The core restorative justice courses, designed to provide broad exposure to the theory, history and application of restorative justice, will be taught by CJP professors Carl Stauffer and Johonna Turner. More specialized restorative-justice courses taught by visiting faculty will also be offered during the annual Summer Peacebuilding Institute.
Degree requirements will also include some of the peacebuilding courses that form the core of CJP’s MA in Conflict Transformation degree; electives on topics such as trauma, community development, international development or organizational development; and a research project related to restorative justice.
Among the new degree’s distinctive aspects is that it teaches restorative justice in a graduate program with broad emphasis on peacebuilding and conflict transformation.
“Restorative justice is often taught with a rather narrow focus on applications such as criminal justice or education,” writes Howard Zehr, a CJP professor and co-director of CJP’s Zehr Institute for Restorative Justice. “A restorative-justice program rooted in the frameworks of conflict transformation, trauma awareness and peacebuilding provides for a much deeper and broader foundation, with a wide range of applications. This has often been remarked on not only by our graduates, but by people who have worked with them.”
Another notable emphasis of the program will be its application of restorative justice theory and practices to social movements and structural change.
“We are building the curriculum around the idea that restorative justice not only affects the individual, but that it also has the frameworks and tools and values to be applied to systems and structural change,” says Stauffer. “That’s new territory [in the field].”
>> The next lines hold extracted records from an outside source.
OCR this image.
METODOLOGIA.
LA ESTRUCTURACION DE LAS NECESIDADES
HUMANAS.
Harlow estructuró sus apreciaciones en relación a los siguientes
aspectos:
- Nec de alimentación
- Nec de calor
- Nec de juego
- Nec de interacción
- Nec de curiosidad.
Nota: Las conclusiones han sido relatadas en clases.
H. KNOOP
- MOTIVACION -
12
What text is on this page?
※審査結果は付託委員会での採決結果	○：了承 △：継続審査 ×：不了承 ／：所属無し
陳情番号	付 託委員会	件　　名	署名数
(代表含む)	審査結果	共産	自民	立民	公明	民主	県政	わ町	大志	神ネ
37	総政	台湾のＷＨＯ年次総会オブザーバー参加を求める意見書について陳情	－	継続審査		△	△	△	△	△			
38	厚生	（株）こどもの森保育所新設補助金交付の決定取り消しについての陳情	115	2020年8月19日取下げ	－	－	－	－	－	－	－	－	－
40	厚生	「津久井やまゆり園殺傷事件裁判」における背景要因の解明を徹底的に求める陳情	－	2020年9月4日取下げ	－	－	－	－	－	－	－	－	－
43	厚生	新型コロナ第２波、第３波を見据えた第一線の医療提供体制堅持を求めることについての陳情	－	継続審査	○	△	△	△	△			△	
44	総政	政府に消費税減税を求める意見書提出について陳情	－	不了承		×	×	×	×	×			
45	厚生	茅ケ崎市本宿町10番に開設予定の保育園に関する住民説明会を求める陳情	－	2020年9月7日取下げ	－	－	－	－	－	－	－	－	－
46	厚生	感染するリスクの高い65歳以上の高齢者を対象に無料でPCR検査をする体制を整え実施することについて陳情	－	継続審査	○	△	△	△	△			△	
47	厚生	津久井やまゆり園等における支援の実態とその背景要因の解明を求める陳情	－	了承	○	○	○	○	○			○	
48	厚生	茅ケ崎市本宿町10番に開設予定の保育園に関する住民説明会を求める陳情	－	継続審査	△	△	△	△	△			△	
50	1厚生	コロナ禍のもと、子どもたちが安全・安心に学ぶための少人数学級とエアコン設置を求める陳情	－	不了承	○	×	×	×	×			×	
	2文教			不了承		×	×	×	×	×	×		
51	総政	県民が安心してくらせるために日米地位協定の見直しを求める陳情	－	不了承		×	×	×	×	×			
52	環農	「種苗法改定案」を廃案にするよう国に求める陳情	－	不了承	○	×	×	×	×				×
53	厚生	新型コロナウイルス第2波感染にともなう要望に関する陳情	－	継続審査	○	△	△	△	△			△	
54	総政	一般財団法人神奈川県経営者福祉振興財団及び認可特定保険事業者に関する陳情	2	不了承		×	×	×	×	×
Students in the new degree program can pick from four areas of focus for their study of restorative justice: criminal justice, community-building, transitional justice and education. The education focus will include partnership with EMU’s MA in Education program, which currently offers a restorative justice in education concentration and graduate certificate, and is starting an MA in Restorative Justice in Education program in the fall of 2018.